A major for-profit college company reached a settlement with more than three dozen state attorneys general on Monday, and will now be required to forgive more than $102.8 million in outstanding loan debt held by more than 80,000 former students across the country.
Education Management Corporation, or EDMC, reached the settlement with the New York Attorney General Eric Scheiderman’s office, along with 38 other state attorneys general, including the District of Columbia. Schneiderman alleged that EDMC — which owns the Art Institutes, Argosy University, and Brown Mackie College — used “high-pressure” recruitment tactics, misrepresented the educational benefits the colleges offer, gave inaccurate information about some of their programs’ accreditation, and misrepresented job placement rates and graduation rates. Back in May, EDMC announced it would gradually shut down 15 of 52 campuses of The Art Institutes.
“EDMC preyed on the hopes and dreams of New York students, and ripped off taxpayers, who backed federal student loans that were destined to fail,” Schneiderman said in a statement.
As part of the settlement, EDMC does not have to admit to the conduct alleged by attorneys general. Under the consent judgment, the schools will be mandated to add certain disclosures, provide a longer period of time for students to withdraw without financial obligation. Students will no longer be allowed to enroll in unaccredited programs.
It’s especially important for students to be able to withdraw without financial obligations. As Art Institute graduates told ThinkProgress, they would have withdrawn much sooner if not for financial responsibilities, because they realized they were receiving a poor quality of education after only one or two semesters there.
Graduates of the Art Institutes continue to organize to raise awareness for loan forgiveness and warn prospective students to stay away from EDMC colleges. The agreement does not allow for automatic relief for all students, since students have to meet certain criteria, such as dates of attendance and the number of transfer credits they have. Students must have attended between January 1, 2006 and December 31, 2014, been enrolled in a program with fewer than 24 transfer credits, and withdrawn within 45 days of the first day of their first semester or term at the school.

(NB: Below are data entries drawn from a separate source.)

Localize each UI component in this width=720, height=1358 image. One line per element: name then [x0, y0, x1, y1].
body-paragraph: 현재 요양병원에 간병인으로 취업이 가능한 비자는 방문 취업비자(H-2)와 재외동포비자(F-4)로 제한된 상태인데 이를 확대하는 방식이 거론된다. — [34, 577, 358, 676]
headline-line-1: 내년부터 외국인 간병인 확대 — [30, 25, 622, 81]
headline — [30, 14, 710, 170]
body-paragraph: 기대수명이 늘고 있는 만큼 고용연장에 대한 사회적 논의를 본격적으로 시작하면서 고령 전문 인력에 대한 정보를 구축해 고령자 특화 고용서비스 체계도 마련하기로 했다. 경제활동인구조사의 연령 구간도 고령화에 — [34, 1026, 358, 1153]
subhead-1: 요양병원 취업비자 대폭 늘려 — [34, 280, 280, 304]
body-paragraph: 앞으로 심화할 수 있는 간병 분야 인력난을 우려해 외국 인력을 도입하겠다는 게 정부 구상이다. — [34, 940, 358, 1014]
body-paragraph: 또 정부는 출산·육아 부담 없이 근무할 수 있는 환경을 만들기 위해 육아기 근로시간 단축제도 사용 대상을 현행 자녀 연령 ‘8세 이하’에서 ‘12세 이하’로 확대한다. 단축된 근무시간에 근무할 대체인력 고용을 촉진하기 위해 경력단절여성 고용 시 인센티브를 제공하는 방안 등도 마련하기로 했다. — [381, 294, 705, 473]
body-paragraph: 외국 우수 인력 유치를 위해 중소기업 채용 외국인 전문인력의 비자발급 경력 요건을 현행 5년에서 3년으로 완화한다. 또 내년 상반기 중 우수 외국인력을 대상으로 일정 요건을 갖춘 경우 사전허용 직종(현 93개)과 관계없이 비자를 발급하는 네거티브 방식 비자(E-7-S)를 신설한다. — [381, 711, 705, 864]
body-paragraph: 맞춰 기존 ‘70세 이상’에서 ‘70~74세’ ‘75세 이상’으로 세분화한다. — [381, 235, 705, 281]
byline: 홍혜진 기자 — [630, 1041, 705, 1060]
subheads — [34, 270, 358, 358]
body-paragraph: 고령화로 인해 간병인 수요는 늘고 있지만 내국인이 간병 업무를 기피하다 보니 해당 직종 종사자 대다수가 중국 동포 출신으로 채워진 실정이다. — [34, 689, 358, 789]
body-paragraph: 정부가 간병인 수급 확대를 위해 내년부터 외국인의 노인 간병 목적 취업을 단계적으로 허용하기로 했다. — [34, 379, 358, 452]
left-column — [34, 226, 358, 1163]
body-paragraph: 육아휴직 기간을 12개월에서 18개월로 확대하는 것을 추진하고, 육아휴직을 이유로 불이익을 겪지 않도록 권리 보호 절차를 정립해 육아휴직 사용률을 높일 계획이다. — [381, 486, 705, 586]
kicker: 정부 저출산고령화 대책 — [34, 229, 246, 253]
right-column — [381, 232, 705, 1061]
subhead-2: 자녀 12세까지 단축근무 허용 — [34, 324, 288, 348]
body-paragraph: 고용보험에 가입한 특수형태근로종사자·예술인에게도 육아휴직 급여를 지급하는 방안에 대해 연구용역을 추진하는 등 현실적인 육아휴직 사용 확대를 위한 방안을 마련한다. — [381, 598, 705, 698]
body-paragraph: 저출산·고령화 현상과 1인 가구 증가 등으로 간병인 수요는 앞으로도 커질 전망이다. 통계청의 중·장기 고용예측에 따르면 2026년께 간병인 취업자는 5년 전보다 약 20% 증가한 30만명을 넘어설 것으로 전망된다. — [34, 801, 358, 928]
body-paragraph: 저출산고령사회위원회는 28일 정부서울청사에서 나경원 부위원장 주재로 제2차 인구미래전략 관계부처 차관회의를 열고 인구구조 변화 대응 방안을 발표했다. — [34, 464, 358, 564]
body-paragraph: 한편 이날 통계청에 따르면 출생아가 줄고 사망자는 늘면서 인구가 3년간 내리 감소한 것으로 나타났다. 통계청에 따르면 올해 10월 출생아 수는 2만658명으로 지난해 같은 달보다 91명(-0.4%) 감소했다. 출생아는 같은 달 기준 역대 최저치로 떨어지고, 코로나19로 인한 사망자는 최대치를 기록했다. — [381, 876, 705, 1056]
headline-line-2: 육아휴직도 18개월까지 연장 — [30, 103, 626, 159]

Sanders Fabares, a graduate of The Art Institute of San Diego, spoke at a public hearing on defense to repayment options in San Francisco held by the U.S. Department of Education. The department chose a “special master” to create a special process for defense to repayment.
The special master, Joseph Smith, who has experience with mortgage settlement claims, released a progress report every few months. During the last progress report, which was released to the public in September, Smith was asked about whether the department would consider for-profit college graduates besides those who attended for-profit colleges under the Corinthian College Chain, but at that point, he said the team hadn’t yet considered how other for-profit college graduates would factor into the debt forgiveness plan.
Arne Duncan made remarks at a press conference Monday shortly after the announcement of the settlement, saying that EDMC students would not be eligible for loan forgiveness unless new evidence were introduced, according to PoliticoPro. Duncan said EDMC’s actions were “not a misrepresentation to students. It was breaking the law and lying to us” and “If there is evidence of misrepresentation to students, we want to hear that and we are open for business.” The lie Duncan refers to is that EDMC lied when it said it was complying with the federal ban giving recruiters bonuses and commissions for getting more students enrolled.
In the meantime, Fabares said Art Institute graduates have been trying to raise awareness among students currently considering attending the schools. In October, AI graduates went to Chicago, Denver, Phoenix, San Diego, San Francisco, Portland, and Orange County locations’ open houses to warn students.
“They shut the blinds, rerouted attendees so they would not see us, tried to kick us off of public property, although many of the workers at the school came out and looked or laughed at us none of them were willing to try to come up and try talking with us,” said Fabares, who went to several of the sites.
This post has been updated with new statements from the U.S. Department of Education.